Software produced either paper or an electronic message to another machine. There were people to help when the machine broke (maybe).
That world was clear. Investors found software valuable because it could be licensed infinitely. It lived inside the computer and was repeatable. Just like music.
So, what is Amazon?
You sit in front of a machine (or, increasingly, pull the machine out of your pocket) to use it. Instead of paper, products come to your house. As a result, Borders (a chain of stores) is going out of business.
Amazon destroys friction in its supply chain while expanding it using data developed by monitoring that very system. The larger it gets, the more effective it becomes. Why? Because it is an organic self-correcting information system that integrates goods, services, customer satisfaction, data processing and the data that comes from that data processing
And then, what is software today?
No one has a good definition that helps you to understand when the process within the machine stops being software. Like Amazon, most companies are collections of systems that use people, goods, services and data. They just don’t usually act like an organic whole.

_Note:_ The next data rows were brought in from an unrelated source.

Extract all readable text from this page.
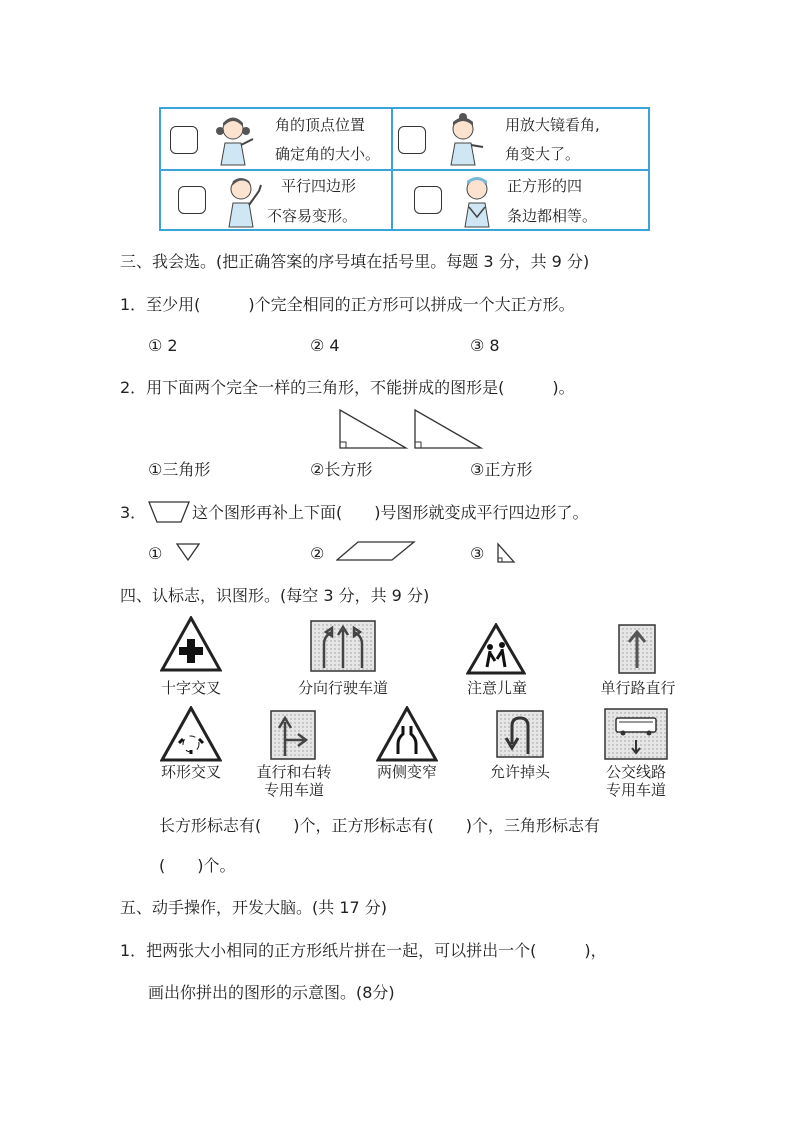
角的顶点位置
确定角的大小。
用放大镜看角,
角变大了。
平行四边形
不容易变形。
正方形的四
条边都相等。
三、我会选。(把正确答案的序号填在括号里。每题 3 分，共 9 分)
1．至少用(　　　)个完全相同的正方形可以拼成一个大正方形。
① 2	② 4	③ 8
2．用下面两个完全一样的三角形，不能拼成的图形是(　　　)。
①三角形	②长方形	③正方形
3．	这个图形再补上下面(　　)号图形就变成平行四边形了。
①	②	③
四、认标志，识图形。(每空 3 分，共 9 分)
十字交叉	分向行驶车道	注意儿童	单行路直行
环形交叉	直行和右转
专用车道
两侧变窄	允许掉头	公交线路
专用车道
长方形标志有(　　)个，正方形标志有(　　)个，三角形标志有
(　　)个。
五、动手操作，开发大脑。(共 17 分)
1．把两张大小相同的正方形纸片拼在一起，可以拼出一个(　　　)，
画出你拼出的图形的示意图。(8分)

Every company that serves the Human Capital / Human Resources marketplace delivers much of its value through a terminal, laptop, mobile device or desktop. Everything save strategic consulting is delivered electronically and features information that has been processed to suit customized needs. Yet, they insist on calling themselves by old fashioned names. That is their achilles heel. That is where they limit themselves.
In fact, they are all software companies.
We’re at the edge of a great transformation. Recruiting Marketplaces (BountyJobs), Staffing Agency Replacements (ReadyForce), Contingency Labor Exchanges (eLance), RPOs (RiseSmart), Learning and Collaboration Platforms (Saba), Recognition Systems (Rideau), Job Boards (theLadders) and Talent Management Systems (Stepstone) are in the process of blurring familiar boundaries. These companies are building market expertise into their data processing systems.
Rather than trying to define themselves by old categories like software, these companies are following Amazon’s lead and packing expertise, content, and even people into their technology integrations. The question they answer is not how to automate anything. Instead, they use data to continuously perfect, optimize and streamline their deliverables.
And those deliverables are always information.
The new giants of our industry will be companies that get you the best data at the optimum moment to drive the smartest decision. That’s what Amazon does. That’s increasingly what Apple does.That’s what the companies I cited above all share in common.
They do not focus on process automation. They focus on the delivery of the best information when it’s needed. They make capital go further, whether it’s human or financial. They deliver information turbocharged systems that are self optimizing and self correcting.
The technology is leaping beyond the bounds of those 20th Century categories.